Compromise Will Shape The Wearables Market

Just as fitness apps and wearables are gaining real traction, the introduction of Android Wear is giving consumers their first maybe-viable smartwatches. In the coming months and years, this new category will force consumers to make a similar decision as that between Microsoft’s unified approach to operating systems and Apple’s intentional divergence of iOS and Mac OS X.

Windows 8 was famously designed to be an operating system with “no compromises.” It would provide a unified experience across every category of devices including tablets, laptops and desktops. This meant designing an interface that could handle multiple types of input, including keyboards, mice, touch, and styli, as well as multiple form factors, from small tablets that can fit in a coat pocket to all-in-ones that can do double duty as a television.

Apple has taken the opposite approach. It designs its devices to make the right compromises for their form-factors, optimizing the iPad lineup for touch and Mac hardware and software for keyboards and mice.

So far, the conflict between those philosophies has resulted in lukewarm reactions to Windows 8 on traditional PCs and the iPad vastly outselling its Windows 8 tablet competitors — to the point where Microsoft moved the goal post by arguing that its own Surface 3 tablet is really competing against the Macbook Air.

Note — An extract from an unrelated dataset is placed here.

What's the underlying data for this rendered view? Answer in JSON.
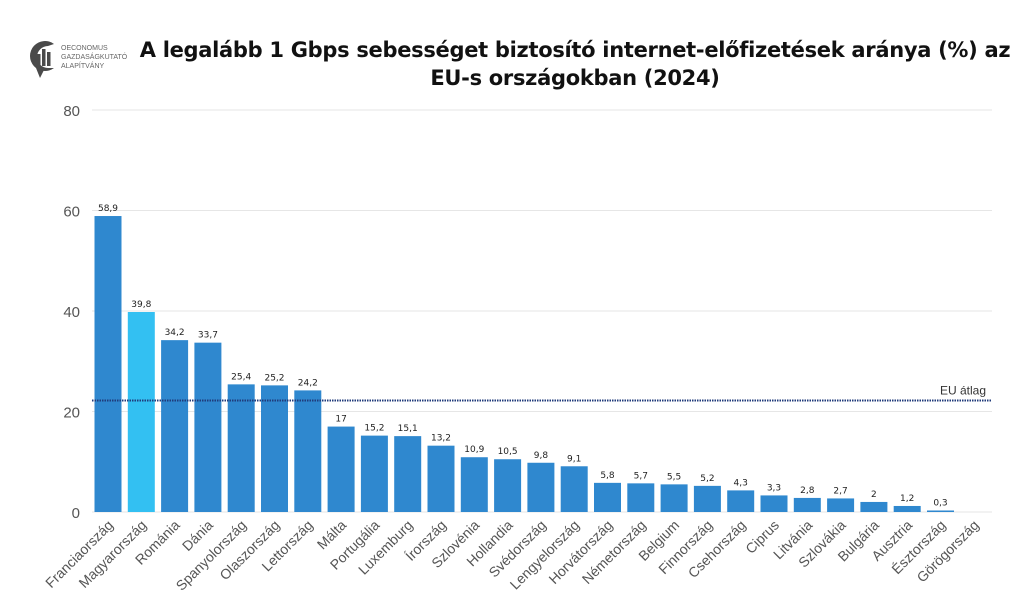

Just as the Surface is a mix between a laptop and a tablet, Android Wear devices have some features from fitness-centric wearables and some from your smartphone. They can keep track of your steps and heart rate, and in the future one can envision smartwatch makers throwing in all kinds of sensors that give more health information. They do so at the expense of a certain required bulkiness to fit in sensors, batteries and screens, as well as the need to have an interface that facilitates more complex interactions like getting directions.

On the other end of the wearables spectrum, there are devices like the Jawbone UP that strip out everything but sensors and wireless radios. These devices are more comfortable, have better battery life, and essentially no user experience on the device itself. These devices will only become cheaper as the market expands and sensors become smaller and less expensive to make.

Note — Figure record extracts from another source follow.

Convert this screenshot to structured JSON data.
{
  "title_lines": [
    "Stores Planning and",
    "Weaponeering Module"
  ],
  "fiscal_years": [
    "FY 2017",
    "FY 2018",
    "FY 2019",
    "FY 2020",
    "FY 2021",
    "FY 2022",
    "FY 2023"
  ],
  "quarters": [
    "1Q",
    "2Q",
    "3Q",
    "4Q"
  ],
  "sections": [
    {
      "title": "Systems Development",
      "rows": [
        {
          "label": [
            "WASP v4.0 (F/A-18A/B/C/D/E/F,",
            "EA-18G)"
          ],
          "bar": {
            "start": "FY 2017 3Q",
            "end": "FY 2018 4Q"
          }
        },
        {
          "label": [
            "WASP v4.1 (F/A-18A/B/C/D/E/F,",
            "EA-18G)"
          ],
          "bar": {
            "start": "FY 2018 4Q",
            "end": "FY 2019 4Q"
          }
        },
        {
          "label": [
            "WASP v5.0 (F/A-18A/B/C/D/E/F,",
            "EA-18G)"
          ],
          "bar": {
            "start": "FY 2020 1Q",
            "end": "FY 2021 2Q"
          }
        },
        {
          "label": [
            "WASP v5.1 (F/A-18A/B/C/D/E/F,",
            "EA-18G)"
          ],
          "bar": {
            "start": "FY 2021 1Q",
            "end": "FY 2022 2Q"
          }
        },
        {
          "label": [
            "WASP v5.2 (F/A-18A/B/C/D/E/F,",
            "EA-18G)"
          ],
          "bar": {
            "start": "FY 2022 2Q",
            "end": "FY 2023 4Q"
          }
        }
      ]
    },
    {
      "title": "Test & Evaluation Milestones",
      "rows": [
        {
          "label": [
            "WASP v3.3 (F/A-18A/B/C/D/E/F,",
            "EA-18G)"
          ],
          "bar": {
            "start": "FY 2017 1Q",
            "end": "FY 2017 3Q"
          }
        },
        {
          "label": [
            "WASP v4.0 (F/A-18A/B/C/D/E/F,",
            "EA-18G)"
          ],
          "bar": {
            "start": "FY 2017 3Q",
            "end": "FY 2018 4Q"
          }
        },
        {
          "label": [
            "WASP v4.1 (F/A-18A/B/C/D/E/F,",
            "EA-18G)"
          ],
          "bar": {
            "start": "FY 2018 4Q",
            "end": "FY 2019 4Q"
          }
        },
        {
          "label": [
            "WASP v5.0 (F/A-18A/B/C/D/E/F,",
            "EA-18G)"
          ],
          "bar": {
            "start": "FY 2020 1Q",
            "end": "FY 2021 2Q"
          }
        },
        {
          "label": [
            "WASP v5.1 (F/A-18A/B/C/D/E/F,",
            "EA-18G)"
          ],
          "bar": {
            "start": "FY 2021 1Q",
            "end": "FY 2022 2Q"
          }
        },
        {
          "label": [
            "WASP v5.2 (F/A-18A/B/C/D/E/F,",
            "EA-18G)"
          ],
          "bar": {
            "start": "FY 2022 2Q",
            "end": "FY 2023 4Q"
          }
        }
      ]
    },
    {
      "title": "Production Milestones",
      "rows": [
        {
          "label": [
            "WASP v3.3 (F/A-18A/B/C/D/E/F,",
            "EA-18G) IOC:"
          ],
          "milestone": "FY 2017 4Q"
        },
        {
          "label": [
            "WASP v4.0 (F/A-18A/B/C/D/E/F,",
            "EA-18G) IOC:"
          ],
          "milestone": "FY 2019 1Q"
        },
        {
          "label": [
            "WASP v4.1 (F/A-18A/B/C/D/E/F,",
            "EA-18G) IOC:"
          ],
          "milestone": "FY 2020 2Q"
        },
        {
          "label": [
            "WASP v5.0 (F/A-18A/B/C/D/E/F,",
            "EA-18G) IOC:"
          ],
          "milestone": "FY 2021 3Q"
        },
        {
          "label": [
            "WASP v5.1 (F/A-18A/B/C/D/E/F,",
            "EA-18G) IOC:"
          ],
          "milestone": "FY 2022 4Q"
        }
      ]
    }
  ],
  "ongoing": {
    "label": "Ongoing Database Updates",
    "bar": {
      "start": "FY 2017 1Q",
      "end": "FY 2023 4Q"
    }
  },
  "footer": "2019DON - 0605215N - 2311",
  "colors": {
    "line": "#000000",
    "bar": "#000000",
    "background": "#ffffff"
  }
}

It’ll be interesting to see which philosophy wins over consumers. Do people want one device on their wrist in the same way that they generally want one phone, picking the device with the fewest compromises for what they’d use it for? Or will people choose to buy several devices purpose-built for their specific interests or health concerns, like getting one wristband for weight-lifting and another for monitoring sleep habits?

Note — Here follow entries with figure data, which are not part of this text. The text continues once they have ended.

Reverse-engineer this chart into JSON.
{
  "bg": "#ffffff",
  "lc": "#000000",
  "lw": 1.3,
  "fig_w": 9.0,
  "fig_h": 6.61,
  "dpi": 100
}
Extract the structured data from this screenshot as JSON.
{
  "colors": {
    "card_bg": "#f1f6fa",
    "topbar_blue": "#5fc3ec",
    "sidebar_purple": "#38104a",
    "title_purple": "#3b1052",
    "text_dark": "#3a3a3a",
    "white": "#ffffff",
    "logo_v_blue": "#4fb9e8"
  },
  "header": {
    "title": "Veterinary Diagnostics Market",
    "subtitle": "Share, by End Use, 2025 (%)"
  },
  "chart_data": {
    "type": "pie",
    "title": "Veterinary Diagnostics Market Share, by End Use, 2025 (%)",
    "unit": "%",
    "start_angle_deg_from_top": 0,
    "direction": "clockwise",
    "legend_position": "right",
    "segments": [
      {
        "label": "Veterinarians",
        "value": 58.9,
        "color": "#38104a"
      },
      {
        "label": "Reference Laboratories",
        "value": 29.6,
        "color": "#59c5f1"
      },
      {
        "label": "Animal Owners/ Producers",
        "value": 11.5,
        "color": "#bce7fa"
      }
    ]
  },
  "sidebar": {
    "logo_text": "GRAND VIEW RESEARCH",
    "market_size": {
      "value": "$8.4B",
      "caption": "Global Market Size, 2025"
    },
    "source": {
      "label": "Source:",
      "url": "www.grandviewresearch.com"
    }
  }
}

Or maybe people will get over the fact that they look like dorks and just start wearing multiple devices, using a smartwatch on one wrist for notifications and voice searches and hot-swapping devices full of sensors on their other wrist depending on what they’re doing.

With Android Wear only hitting the market today and Apple’s “iWatch” announcement supposedly coming in October, it’s too early to know how this will play out. Both companies seem to be hedging their bets — Google is offering Android Wear and Google Fit, while Apple is apparently going to offer its own watch as well as the Health app for keeping track of data from a multitude of devices.